NOAA-EMC / global-workflow

Global Superstructure/Workflow supporting the Global Forecast System (GFS)
https://global-workflow.readthedocs.io/en/latest
GNU Lesser General Public License v3.0
70 stars 162 forks source link

Update archive job to use COMIN/COMOUT #2668

Closed HenryRWinterbottom closed 2 weeks ago

HenryRWinterbottom commented 3 weeks ago

Description

NCO has requested that each COM variable specify whether it is an input or an output. This completes that process for the global-workflow archive task.

Refs #2451

Type of change

Change characteristics

How has this been tested?

Change characteristics

Checklist

HenryRWinterbottom commented 3 weeks ago

Thank you for the feedback, @DavidHuber-NOAA. I remain uncertain about the convention here. I'd like to wait on @WalterKolczynski-NOAA's feedback before I address this suggestion. If it is COMIN rather than COMOUT, it is a trivial fix. But, I just want to be sure that it complies with what NCO needs/wants here.
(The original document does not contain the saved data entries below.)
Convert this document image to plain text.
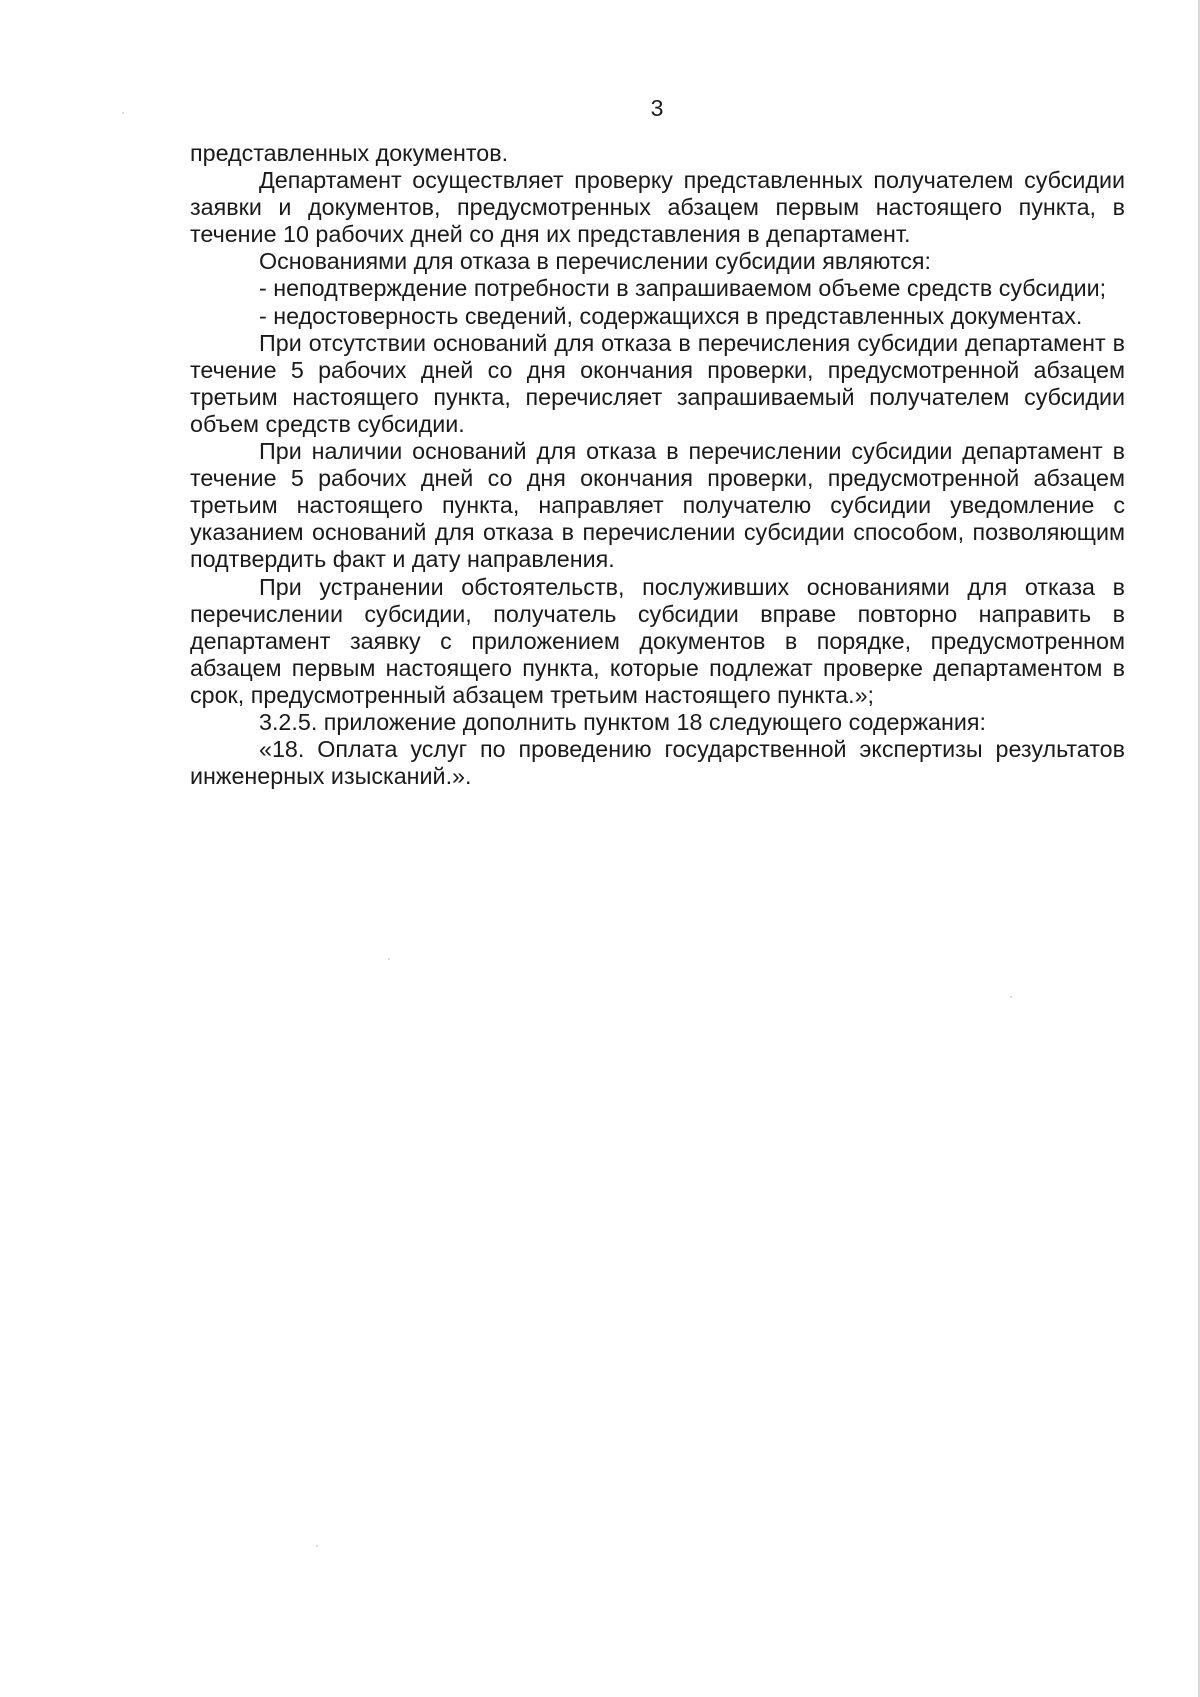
3

представленных документов.

Департамент осуществляет проверку представленных получателем субсидии заявки и документов, предусмотренных абзацем первым настоящего пункта, в течение 10 рабочих дней со дня их представления в департамент.

Основаниями для отказа в перечислении субсидии являются:

- неподтверждение потребности в запрашиваемом объеме средств субсидии;

- недостоверность сведений, содержащихся в представленных документах.

При отсутствии оснований для отказа в перечисления субсидии департамент в течение 5 рабочих дней со дня окончания проверки, предусмотренной абзацем третьим настоящего пункта, перечисляет запрашиваемый получателем субсидии объем средств субсидии.

При наличии оснований для отказа в перечислении субсидии департамент в течение 5 рабочих дней со дня окончания проверки, предусмотренной абзацем третьим настоящего пункта, направляет получателю субсидии уведомление с указанием оснований для отказа в перечислении субсидии способом, позволяющим подтвердить факт и дату направления.

При устранении обстоятельств, послуживших основаниями для отказа в перечислении субсидии, получатель субсидии вправе повторно направить в департамент заявку с приложением документов в порядке, предусмотренном абзацем первым настоящего пункта, которые подлежат проверке департаментом в срок, предусмотренный абзацем третьим настоящего пункта.»;

3.2.5. приложение дополнить пунктом 18 следующего содержания:

«18. Оплата услуг по проведению государственной экспертизы результатов инженерных изысканий.».
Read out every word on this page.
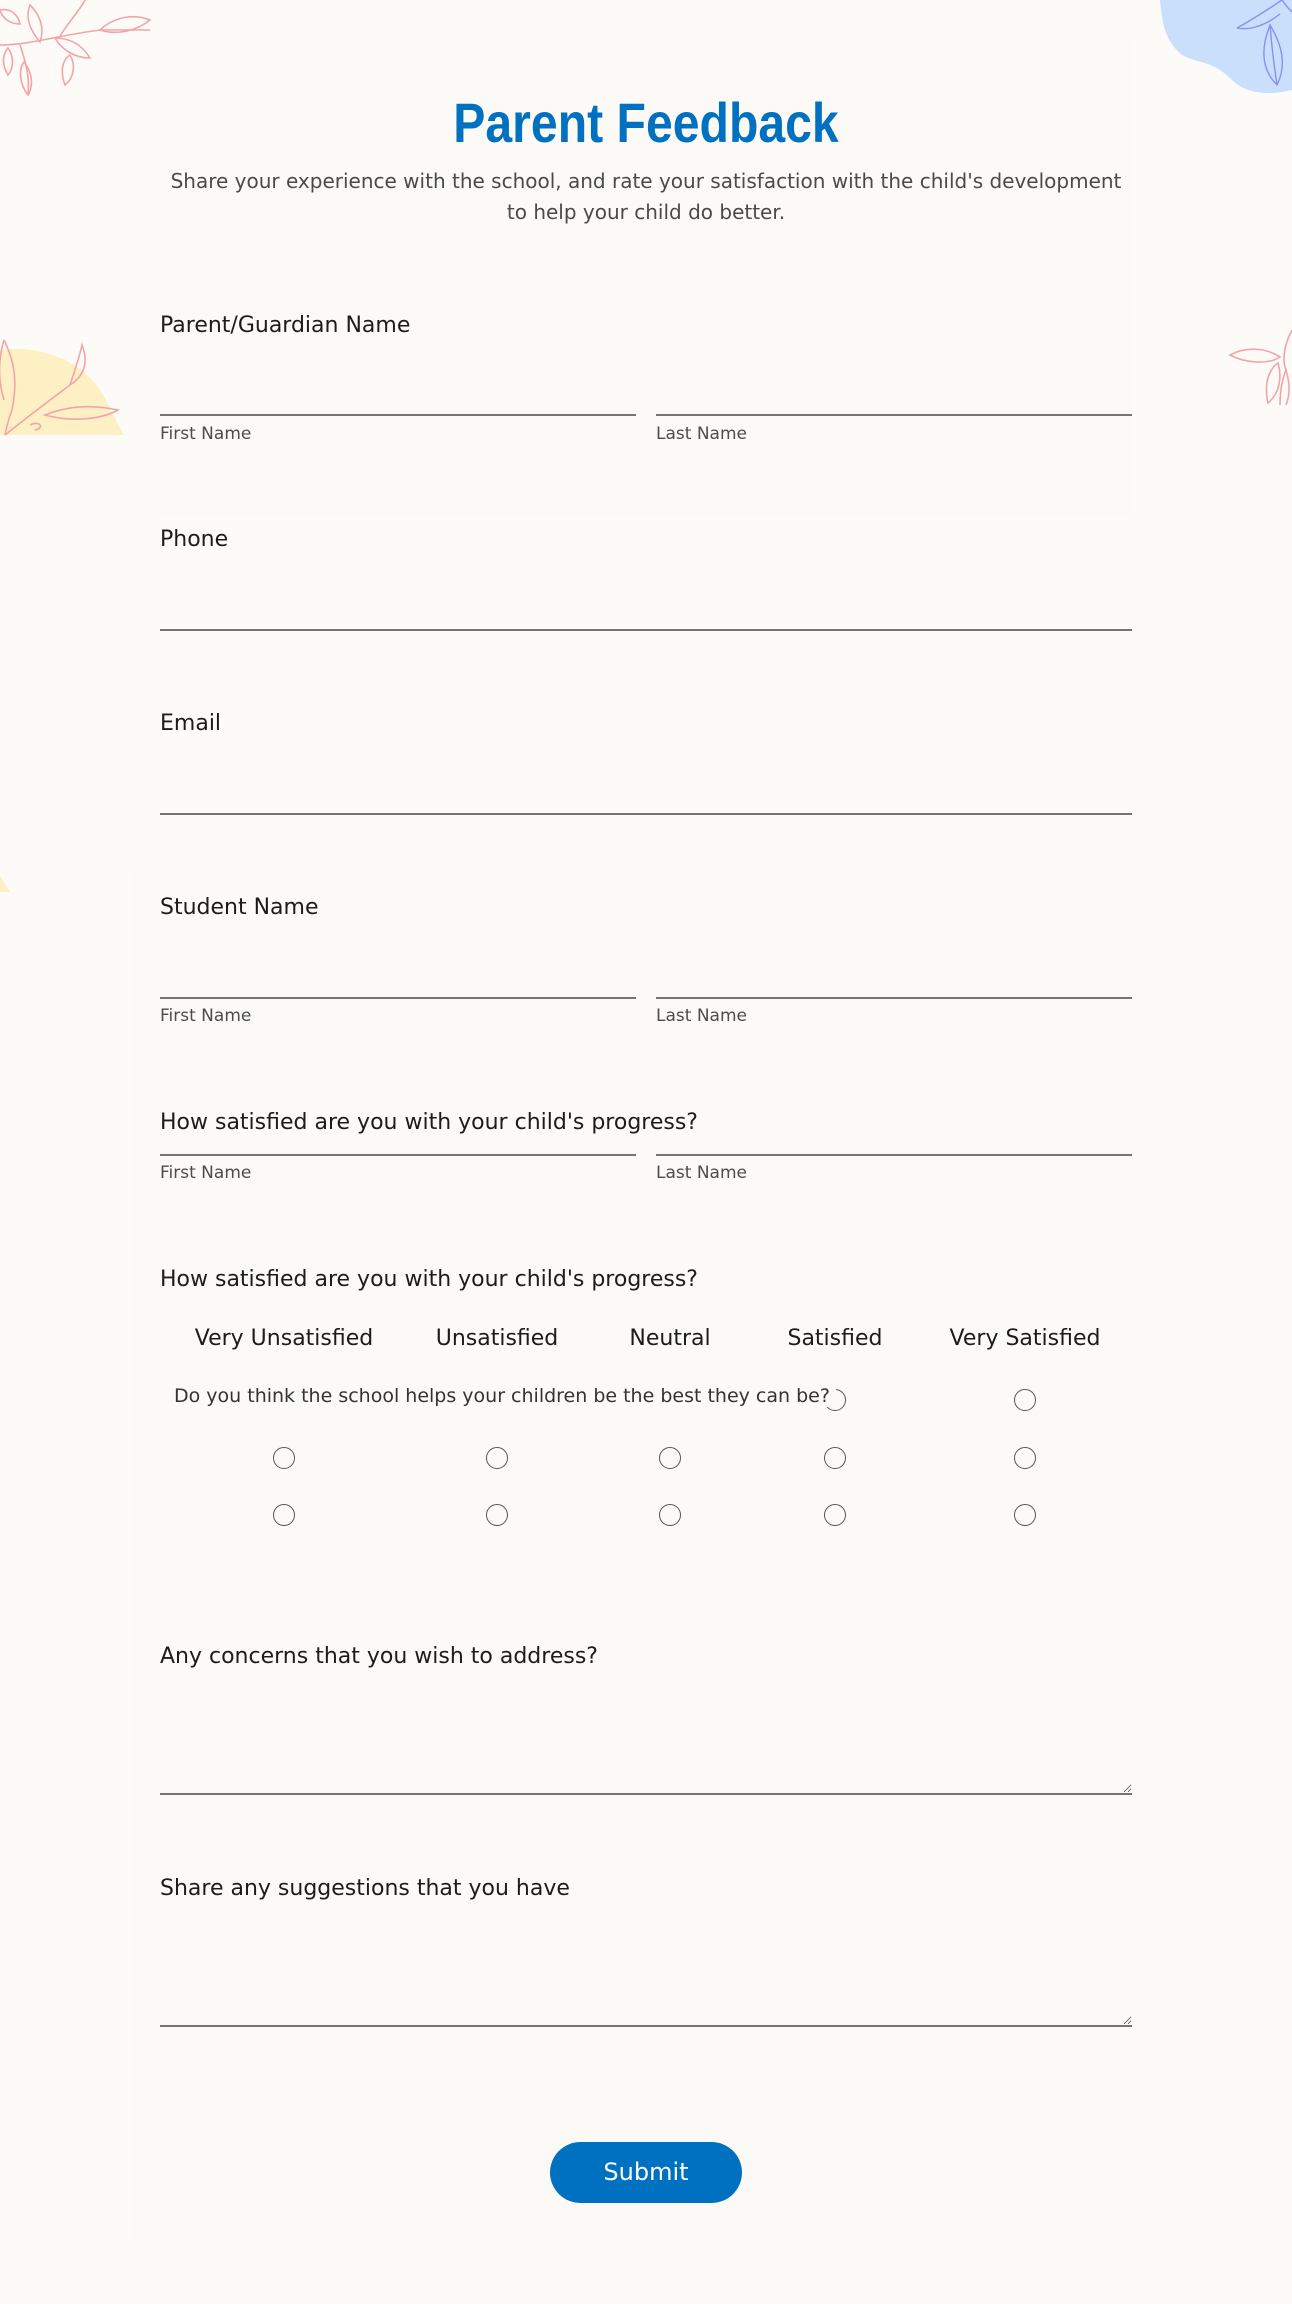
Parent Feedback
Share your experience with the school, and rate your satisfaction with the child's development to help your child do better.
Parent/Guardian Name
First Name	Last Name
Phone
Email
Student Name
First Name	Last Name
How satisfied are you with your child's progress?
First Name	Last Name
How satisfied are you with your child's progress?
Very Unsatisfied	Unsatisfied	Neutral	Satisfied	Very Satisfied
Do you think the school helps your children be the best they can be?
Any concerns that you wish to address?
Share any suggestions that you have
Submit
WalterKolczynski-NOAA commented 3 weeks ago

Thank you for the feedback, @DavidHuber-NOAA. I remain uncertain about the convention here. I'd like to wait on @WalterKolczynski-NOAA's feedback before I address this suggestion. If it is COMIN rather than COMOUT, it is a trivial fix. But, I just want to be sure that it complies with what NCO needs/wants here.

If you are reading pre-existing files, it is COMIN.

If you are writing files, it is COMOUT.

If it is doing both, talk to me.

HenryRWinterbottom commented 3 weeks ago

Thank you, @WalterKolczynski-NOAA. So, in this case, since we are only reading the files such that they are being written to the archive, COMIN is the attribute required as noted by @DavidHuber-NOAA. Is that correct?

DavidHuber-NOAA commented 3 weeks ago

@WalterKolczynski-NOAA Thanks for the clarification. There is one COM directory that is read and written to and that is COM_ATMOS_TRACK. It probably makes a difference that this job is not run by NCO. What do you think we should call it?

@HenryWinterbottom-NOAA Besides that, everything should be COMIN.

WalterKolczynski-NOAA commented 3 weeks ago

@WalterKolczynski-NOAA Thanks for the clarification. There is one COM directory that is read and written to and that is COM_ATMOS_TRACK. It probably makes a difference that this job is not run by NCO. What do you think we should call it?

@HenryWinterbottom-NOAA Besides that, everything should be COMIN.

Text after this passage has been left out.